Gabriel tragó saliva. El campo parecía más silencioso ahora. Demasiado quieto. Se puso de pie despacio, ayudándola a ella. Sus dedos seguían entrelazados, aunque algo dentro de él le decía que, en cierto modo, ya la había perdido. O quizás, la había encontrado de una forma nueva.

—¿Qué hacemos ahora? —preguntó, su voz ronca.

Alenna respiró profundamente, cerrando los ojos. Por un momento, todo el prado vibró. El ciclo seguía ahí, pero diferente. No había grietas. No había sombras. Solo ese zumbido leve que resonaba desde dentro.

—Hay una puerta más —dijo ella al fin—. La que está después del final.

Gabriel la miró. Una puerta después del final. Aquello no era solo una metáfora, lo entendía. Era real.

—¿Y qué hay al otro lado? —preguntó.

Alenna bajó la mirada. Su mano tembló por primera vez desde que despertó con todas las memorias en su interior.

—No lo sé. Pero escucho el eco de algo… antiguo. Algo que hemos evitado durante siglos.

El cielo cambió. Ya no era azul. Una aurora roja, como un atardecer detenido en el tiempo, comenzó a extenderse, cubriendo el horizonte. Y con ella, un sonido profundo, como un tambor que marcaba el tiempo de una marcha.

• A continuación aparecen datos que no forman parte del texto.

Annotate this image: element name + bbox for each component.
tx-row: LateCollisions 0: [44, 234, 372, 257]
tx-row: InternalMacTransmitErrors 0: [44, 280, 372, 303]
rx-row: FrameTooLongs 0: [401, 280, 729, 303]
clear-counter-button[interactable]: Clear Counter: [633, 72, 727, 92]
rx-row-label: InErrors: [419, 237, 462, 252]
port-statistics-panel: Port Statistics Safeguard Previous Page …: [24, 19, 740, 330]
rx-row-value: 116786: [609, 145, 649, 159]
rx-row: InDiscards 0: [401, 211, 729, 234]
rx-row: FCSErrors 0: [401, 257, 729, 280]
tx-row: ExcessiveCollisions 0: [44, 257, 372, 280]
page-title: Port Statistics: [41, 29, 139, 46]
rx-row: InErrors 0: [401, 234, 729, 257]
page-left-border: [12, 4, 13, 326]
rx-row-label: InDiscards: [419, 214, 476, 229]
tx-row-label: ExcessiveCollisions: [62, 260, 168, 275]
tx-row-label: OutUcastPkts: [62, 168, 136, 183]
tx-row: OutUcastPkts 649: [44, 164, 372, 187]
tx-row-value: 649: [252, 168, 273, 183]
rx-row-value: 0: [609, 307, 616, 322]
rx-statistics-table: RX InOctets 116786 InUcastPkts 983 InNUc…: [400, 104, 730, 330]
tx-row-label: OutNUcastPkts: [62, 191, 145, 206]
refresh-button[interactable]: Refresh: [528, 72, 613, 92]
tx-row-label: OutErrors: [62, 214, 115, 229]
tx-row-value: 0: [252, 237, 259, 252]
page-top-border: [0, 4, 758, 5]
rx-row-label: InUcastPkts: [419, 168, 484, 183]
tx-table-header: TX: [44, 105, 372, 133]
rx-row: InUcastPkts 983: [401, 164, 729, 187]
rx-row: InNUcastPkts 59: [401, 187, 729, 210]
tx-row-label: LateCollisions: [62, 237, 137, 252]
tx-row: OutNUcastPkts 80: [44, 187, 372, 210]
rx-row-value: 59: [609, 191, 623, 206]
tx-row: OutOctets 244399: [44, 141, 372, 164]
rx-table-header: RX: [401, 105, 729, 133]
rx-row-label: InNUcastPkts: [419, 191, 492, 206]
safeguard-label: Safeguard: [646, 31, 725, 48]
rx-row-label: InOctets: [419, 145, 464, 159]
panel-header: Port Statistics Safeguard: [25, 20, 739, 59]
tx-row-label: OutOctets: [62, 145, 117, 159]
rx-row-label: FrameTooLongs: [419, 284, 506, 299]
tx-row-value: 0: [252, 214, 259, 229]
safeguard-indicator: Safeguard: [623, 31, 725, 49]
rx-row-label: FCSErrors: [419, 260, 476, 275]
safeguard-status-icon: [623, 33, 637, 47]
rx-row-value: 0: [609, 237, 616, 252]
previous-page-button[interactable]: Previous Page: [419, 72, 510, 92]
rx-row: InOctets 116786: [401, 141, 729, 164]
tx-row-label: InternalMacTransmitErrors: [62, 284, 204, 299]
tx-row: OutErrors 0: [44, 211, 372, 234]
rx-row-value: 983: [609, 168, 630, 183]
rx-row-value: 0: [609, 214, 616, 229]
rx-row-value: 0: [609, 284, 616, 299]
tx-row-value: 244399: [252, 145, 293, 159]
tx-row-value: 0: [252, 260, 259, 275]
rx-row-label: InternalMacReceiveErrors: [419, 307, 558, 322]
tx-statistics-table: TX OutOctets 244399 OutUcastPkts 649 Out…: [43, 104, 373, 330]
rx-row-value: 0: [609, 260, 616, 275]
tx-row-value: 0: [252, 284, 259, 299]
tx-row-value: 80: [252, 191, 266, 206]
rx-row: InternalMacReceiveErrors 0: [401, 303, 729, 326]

Gabriel apretó los dientes.

—No estamos solos, ¿verdad?

Alenna negó lentamente. Se giró hacia él, sus ojos encontrando los suyos.

—Ellos vienen. Los que escribieron el ciclo. Los que nos pusieron en este juego desde el principio.

Gabriel sintió el peso de aquellas palabras como un golpe. Había creído que el enemigo era la sombra, el ciclo, incluso sus propias versiones caídas. Pero esto… esto era otra cosa.

—Los creadores… —susurró.

Alenna asintió.

—Ellos nunca pensaron que romperíamos el ciclo. Y ahora vienen a corregirlo… o destruirnos.

El suelo tembló de nuevo. No era como antes, no era el palpitar de la tierra respirando. Era algo más. Como un enjambre. Como millones de pasos acercándose.

Gabriel miró alrededor. El prado parecía encogerse. El horizonte se cerraba.

—Entonces iremos hasta el final —dijo él, su tono afilado como una espada—. Pero esta vez, decidimos nosotros.

Alenna sonrió, aunque en sus ojos había un brillo de lágrimas que no caían.

—Sí —murmuró—. Esta vez es diferente.

Un portal comenzó a abrirse frente a ellos. No era como las grietas del cielo ni las puertas doradas que habían cruzado antes. Era algo más crudo. Un agujero negro, girando sobre sí mismo, rodeado de símbolos antiguos que se movían como serpientes.

Del otro lado, solo oscuridad.

—¿Estás listo? —preguntó ella, dándole la mano.

Gabriel respiró hondo, entrelazando sus dedos con los de ella.

—Siempre lo estuve. Solo que nunca lo supe.

Y juntos, cruzaron la última puerta.

La oscuridad los envolvió. Pero no era vacío.

Era el lugar donde todas las historias empezaban y terminaban.

Y allí, en medio del olvido… les esperaba la verdad.